According to on-chain data provided by CryptoQuant, major Bitcoin addresses are sending funds to derivative exchanges. The company's CEO assumed that the reason might be margin filling or the opening of new positions.
The rapid increase in the exchange inflows of Bitcoin from large exchange wallets may become a worrying signal for market participants since, in most cases, whenever funds are moved from a spot market to a derivatives exchange, it becomes a signal of a sell-out. Traders usually keep their funds on exchanges whenever they are looking forward to selling them.
Whales are sending $BTC to derivative exchanges from other exchanges to punt new positions or fill up margins.
If you look at the historical data, the price goes up in the long term after their accumulation. Their positions seem to be long positions.https://t.co/O0imZE7DIv— Ki Young Ju 주기영 (@ki_young_ju) September 10, 2021
But the CryptoQuant CEO offered another version: some holders might start opening new long positions or fund their previous positions that came closer to liquidations once Bitcoin sharply fell to $46,000. He also added that, most of the time, whenever these wallets have moved funds to exchanges, they have been accumulating large volumes of Bitcoin, which has led to explosive price increases.

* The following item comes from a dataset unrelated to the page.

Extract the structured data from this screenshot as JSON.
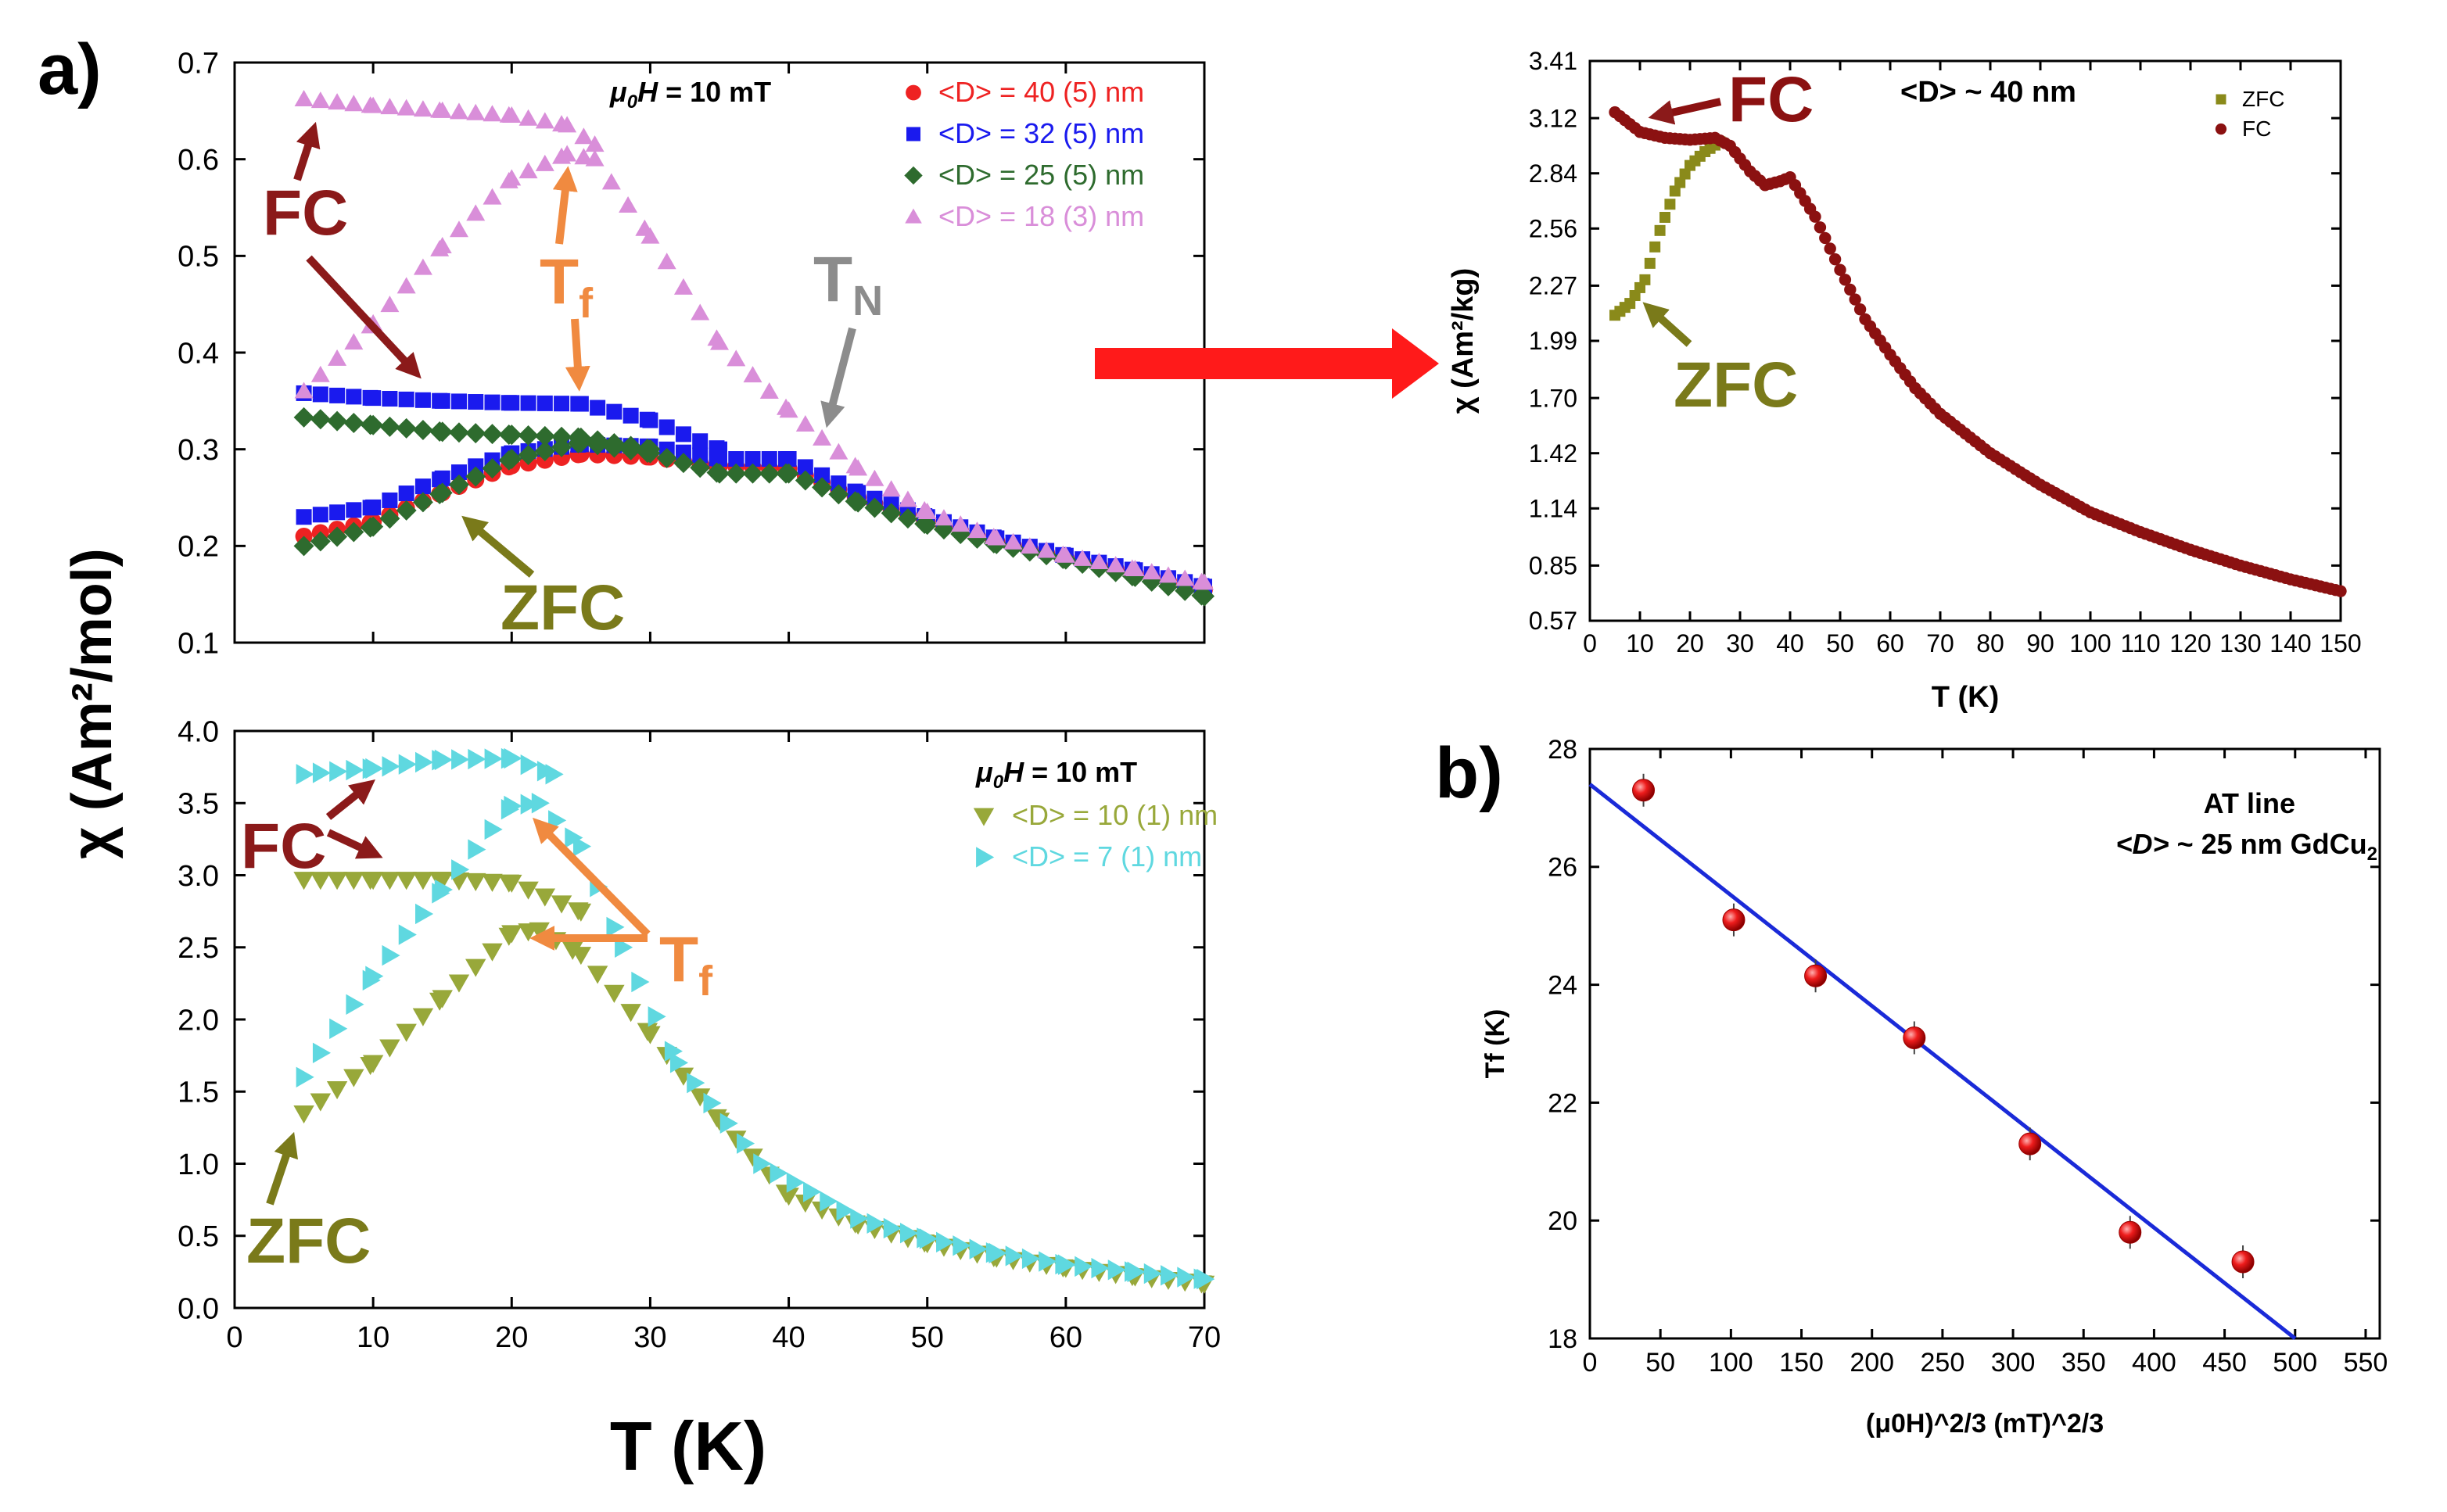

Previously, an increased derivatives inflow was witnessed in October, right before the beginning of the last major bullrun in which Bitcoin moved from $10,000 to $60,000. The reason for such a strong price increase was highly leveraged positions. In order to ensure a major volatility increase on the market, most positions should be funded by derivatives exchanges that provide high margins for traders.
The market most likely will not see the effect right away since moved volumes are too large to be executed immediately. At press time, Bitcoin is moving at $46,000 after sharply falling from $52,500 to $43,000 in one day.